Speechmatics is based on datasets found in Stanford’s ‘Racial Disparities in Speech Recognition’ study, and it achieved an overall accuracy of 82.8% for African American voices. For reference, Google only achieved an accuracy rate of 68.7%, while Amazon achieved 68.6%.
The level of accuracy equates to a 45% reduction in speech recognition errors, which is the equivalent of three words in an average sentence. Not only is the new Speechmatics system accurate in this regard, but it also demonstrated improvements in accuracy across accents, age, dialects, and various other sociodemographic characteristics.
There is often misunderstanding in speech recognition due to the limited amount of labelled data that algorithms can use to train themselves. Labeled data is required to be manually classified by humans, which results in a lesser amount of data available for these systems. This also limits the representation of all voices, which creates a new set of issues.

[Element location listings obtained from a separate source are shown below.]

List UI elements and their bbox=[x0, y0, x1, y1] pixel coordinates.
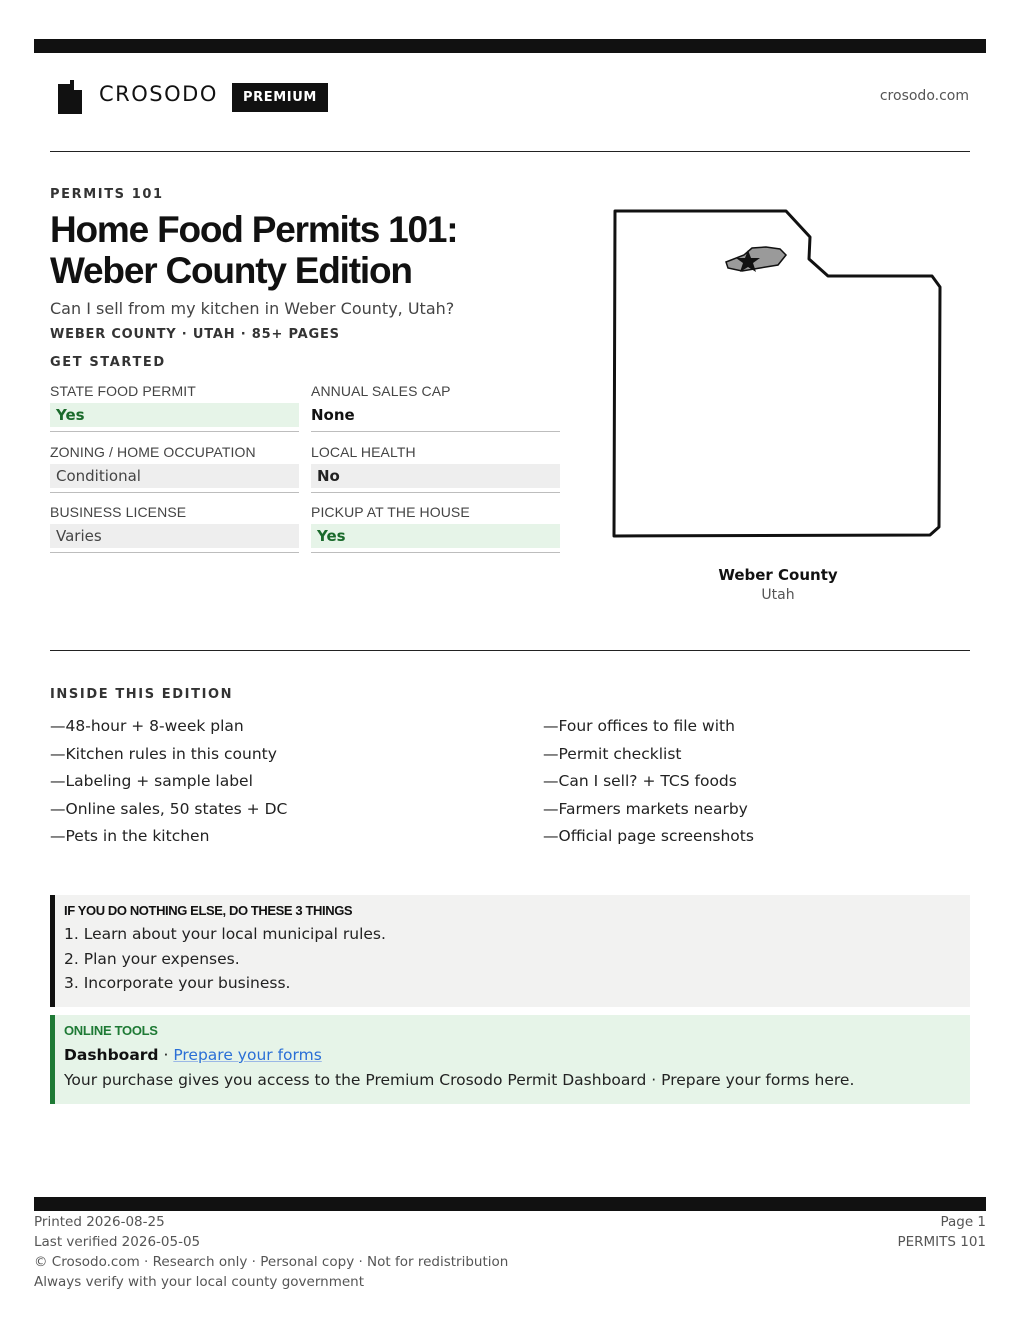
list-item: —Online sales, 50 states + DC bbox=[50, 799, 288, 818]
fact-label: LOCAL HEALTH bbox=[311, 444, 416, 460]
header-divider bbox=[50, 151, 970, 152]
tools-title: ONLINE TOOLS bbox=[64, 1023, 158, 1038]
fact-value: Varies bbox=[50, 524, 299, 548]
callout-list bbox=[64, 922, 970, 996]
edition-meta: WEBER COUNTY · UTAH · 85+ PAGES bbox=[50, 327, 340, 342]
printed-date: Printed 2026-08-25 bbox=[34, 1214, 165, 1230]
map-state-name: Utah bbox=[761, 587, 795, 603]
copyright-notice: © Crosodo.com · Research only · Personal copy · Not for redistribution bbox=[34, 1254, 509, 1270]
list-item: —Four offices to file with bbox=[543, 717, 735, 735]
list-item: —Can I sell? + TCS foods bbox=[543, 772, 737, 791]
list-item: 1. Learn about your local municipal rules. bbox=[64, 925, 386, 943]
list-item: —Labeling + sample label bbox=[50, 772, 253, 791]
page-title: Home Food Permits 101: Weber County Edition bbox=[50, 209, 458, 291]
list-item: 2. Plan your expenses. bbox=[64, 949, 240, 968]
fact-value: No bbox=[311, 464, 560, 488]
fact-pickup-at-house bbox=[311, 504, 560, 553]
list-item: —48-hour + 8-week plan bbox=[50, 717, 244, 735]
site-url[interactable]: crosodo.com bbox=[879, 88, 969, 104]
inside-list-right bbox=[543, 713, 754, 851]
three-things-callout bbox=[50, 895, 970, 1007]
fact-label: ANNUAL SALES CAP bbox=[311, 383, 451, 399]
fact-state-food-permit bbox=[50, 383, 299, 432]
separator: · bbox=[158, 1046, 174, 1064]
fact-annual-sales-cap bbox=[311, 383, 560, 432]
top-rule-bar bbox=[34, 39, 986, 53]
section-eyebrow: PERMITS 101 bbox=[50, 187, 164, 202]
list-item: —Kitchen rules in this county bbox=[50, 744, 277, 763]
fact-business-license bbox=[50, 504, 299, 553]
fact-label: BUSINESS LICENSE bbox=[50, 504, 187, 520]
list-item: —Permit checklist bbox=[543, 744, 682, 763]
county-map bbox=[610, 207, 946, 543]
fact-value: Yes bbox=[50, 403, 299, 427]
premium-badge: PREMIUM bbox=[232, 83, 328, 112]
fact-label: STATE FOOD PERMIT bbox=[50, 383, 196, 399]
online-tools-callout bbox=[50, 1015, 970, 1104]
bottom-rule-bar bbox=[34, 1197, 986, 1211]
fact-divider bbox=[50, 552, 299, 553]
footer-left bbox=[34, 1212, 508, 1292]
callout-title: IF YOU DO NOTHING ELSE, DO THESE 3 THINGS bbox=[64, 903, 353, 918]
list-item: —Pets in the kitchen bbox=[50, 827, 210, 846]
fact-divider bbox=[50, 431, 299, 432]
fact-divider bbox=[50, 492, 299, 493]
fact-divider bbox=[311, 492, 560, 493]
fact-label: PICKUP AT THE HOUSE bbox=[311, 504, 470, 520]
get-started-heading: GET STARTED bbox=[50, 355, 166, 370]
fact-divider bbox=[311, 431, 560, 432]
inside-heading: INSIDE THIS EDITION bbox=[50, 687, 234, 702]
prepare-forms-link[interactable]: Prepare your forms bbox=[173, 1046, 322, 1064]
footer-right bbox=[897, 1212, 986, 1252]
tools-description: Your purchase gives you access to the Premium Crosodo Permit Dashboard · Prepare your forms here. bbox=[64, 1071, 855, 1089]
fact-value: Yes bbox=[311, 524, 560, 548]
disclaimer: Always verify with your local county government bbox=[34, 1274, 364, 1290]
dashboard-label: Dashboard bbox=[64, 1046, 159, 1064]
page-header bbox=[50, 78, 970, 118]
page-subtitle: Can I sell from my kitchen in Weber County, Utah? bbox=[50, 299, 455, 318]
inside-list-left bbox=[50, 713, 287, 851]
utah-state-icon bbox=[56, 80, 84, 114]
section-name: PERMITS 101 bbox=[897, 1234, 986, 1250]
tools-links-line bbox=[64, 1044, 970, 1066]
fact-zoning bbox=[50, 444, 299, 493]
fact-value: Conditional bbox=[50, 464, 299, 488]
fact-label: ZONING / HOME OCCUPATION bbox=[50, 444, 256, 460]
list-item: 3. Incorporate your business. bbox=[64, 974, 291, 992]
brand-name: CROSODO bbox=[99, 82, 218, 106]
fact-value: None bbox=[311, 406, 355, 424]
section-divider bbox=[50, 650, 970, 651]
map-county-name: Weber County bbox=[718, 566, 838, 584]
fact-local-health bbox=[311, 444, 560, 493]
page-number: Page 1 bbox=[940, 1214, 986, 1230]
fact-divider bbox=[311, 552, 560, 553]
verified-date: Last verified 2026-05-05 bbox=[34, 1234, 201, 1250]
list-item: —Official page screenshots bbox=[543, 827, 754, 846]
list-item: —Farmers markets nearby bbox=[543, 799, 748, 818]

Training on Unlabeled Data
Speechmatics is making big progress in this regard as its technology is trained on massive amounts of unlabeled data sourced directly from the internet. The data comes from things like social media content and podcasts.
Self-supervised learning has enabled the system to be trained on 1.1 million hours of audio, which is an increase from the previous 30,000 hours. This enables it to have a much wider range of representation of voices, and it helps reduce AI bias and errors in speech recognition.
When it comes to children’s voices, Speechmatics also demonstrated an ability to outperform competitors. Children’s voices are challenging to recognize through legacy speech recognition technology, but Speechmatics managed to record a 91.8% accuracy rate. Google could only achieve 83.4% and Deepgram 82.3%.
Katy Wigdahl is CEO of Speechmatics.
“We are on a mission to deliver the next generation of machine learning capabilities, and through that offer more inclusive and accessible speech technology. This announcement is a huge step towards achieving that mission.”
“Our focus in tackling AI bias has led to this monumental leap forward in the speech recognition industry and the ripple effect will lead to changes in a multitude of different scenarios,” Wigdahl continued. “Think of the incorrect captions we see on social media, court hearings where words are mis-transcribed and eLearning platforms that have struggled with children’s voices throughout the pandemic. Errors people have had to accept until now can have a tangible impact on their daily lives.”
Allison Zhu Koenecke is lead author of the Stanford study on speech recognition.
“It’s critical to study and improve fairness in speech-to-text systems given the potential for disparate harm to individuals through downstream sectors ranging from healthcare to criminal justice.”